The book's secondary market is the librarian who wishes to undertake moving image cataloging. However, it possibly provides too much introductory material for the librarian who is already a proficient cataloguer of other materials, and is also very focused on the way that Yee does things at the UCLA Film & Television Archive – for instance, in terms of its emphasis on particular standards such as MARC21, AACR2 and LCSH. Most disappointingly, its coverage and explanation of the bibliographic features pertaining specifically to moving images is uneven. For example, it makes scant reference to many descriptive elements, such as screen format, picture and sound quality, technical production, etc. Indeed, its coverage of bibliographic description as a whole is slight.

There is a useful glossary, but again, a lack of moving image terminology. There is also a lack of illustrations, given the subject. Those that are included are mostly screen shots of library catalogues, and are hard on the eye. The book is quite well written, though at times the prose trails off into bullet points. The content is structured with an emphasis on authority control, and addresses early on the FRBR work‐expression‐manifestation‐item hierarchy and its application to motion pictures. This may be the most useful aspect of the book for those interested in performing name and title authority control for films. There are also several chapters dealing with subject access, though again there is a lot of material about generic processes and standards; even some of the examples are outside of the moving image domain.

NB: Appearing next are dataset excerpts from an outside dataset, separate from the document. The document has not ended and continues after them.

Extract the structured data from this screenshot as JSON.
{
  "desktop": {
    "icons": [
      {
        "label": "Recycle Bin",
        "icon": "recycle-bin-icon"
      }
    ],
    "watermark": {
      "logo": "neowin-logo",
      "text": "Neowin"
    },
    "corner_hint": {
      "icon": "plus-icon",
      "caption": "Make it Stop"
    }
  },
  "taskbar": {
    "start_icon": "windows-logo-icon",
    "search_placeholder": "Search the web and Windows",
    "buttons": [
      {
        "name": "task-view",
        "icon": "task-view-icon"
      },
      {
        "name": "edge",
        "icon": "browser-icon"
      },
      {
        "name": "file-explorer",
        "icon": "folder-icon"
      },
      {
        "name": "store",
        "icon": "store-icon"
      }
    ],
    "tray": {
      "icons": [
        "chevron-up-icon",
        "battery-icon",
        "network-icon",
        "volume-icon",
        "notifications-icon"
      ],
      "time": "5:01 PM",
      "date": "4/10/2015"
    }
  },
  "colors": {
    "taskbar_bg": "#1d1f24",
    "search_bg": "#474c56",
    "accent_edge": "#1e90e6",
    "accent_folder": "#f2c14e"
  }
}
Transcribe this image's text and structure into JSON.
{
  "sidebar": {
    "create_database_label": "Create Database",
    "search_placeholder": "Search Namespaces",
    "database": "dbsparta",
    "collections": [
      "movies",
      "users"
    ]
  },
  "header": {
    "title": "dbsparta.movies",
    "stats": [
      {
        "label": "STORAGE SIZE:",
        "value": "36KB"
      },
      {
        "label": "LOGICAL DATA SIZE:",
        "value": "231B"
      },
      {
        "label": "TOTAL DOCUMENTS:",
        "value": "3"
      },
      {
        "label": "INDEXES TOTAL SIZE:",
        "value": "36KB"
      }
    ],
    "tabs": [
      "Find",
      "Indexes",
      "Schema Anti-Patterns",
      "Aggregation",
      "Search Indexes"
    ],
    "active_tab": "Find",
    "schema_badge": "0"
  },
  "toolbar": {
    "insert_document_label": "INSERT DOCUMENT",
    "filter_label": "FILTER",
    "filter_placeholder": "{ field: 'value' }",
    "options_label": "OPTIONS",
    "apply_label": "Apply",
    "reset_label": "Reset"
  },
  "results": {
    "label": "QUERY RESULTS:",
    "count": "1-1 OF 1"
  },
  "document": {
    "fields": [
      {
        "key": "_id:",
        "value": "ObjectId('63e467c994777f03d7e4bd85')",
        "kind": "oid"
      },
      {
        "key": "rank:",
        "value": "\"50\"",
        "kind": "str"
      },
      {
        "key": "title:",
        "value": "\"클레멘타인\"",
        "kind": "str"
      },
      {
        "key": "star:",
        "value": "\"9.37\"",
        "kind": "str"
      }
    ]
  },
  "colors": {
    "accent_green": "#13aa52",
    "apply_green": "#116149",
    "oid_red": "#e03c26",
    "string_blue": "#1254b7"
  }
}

While one might sympathize with Yee's complaints about library administrators and what is perceived to be their lack of appreciation for research‐oriented cataloguing, one wonders if this book is the best platform for some of her comments. The book tries to be a lot of things to different sets of people – students, catalogue users, cataloguers, moving image librarians, authority control experts, even perhaps library administrators. Unfortunately, it may struggle to find a large audience.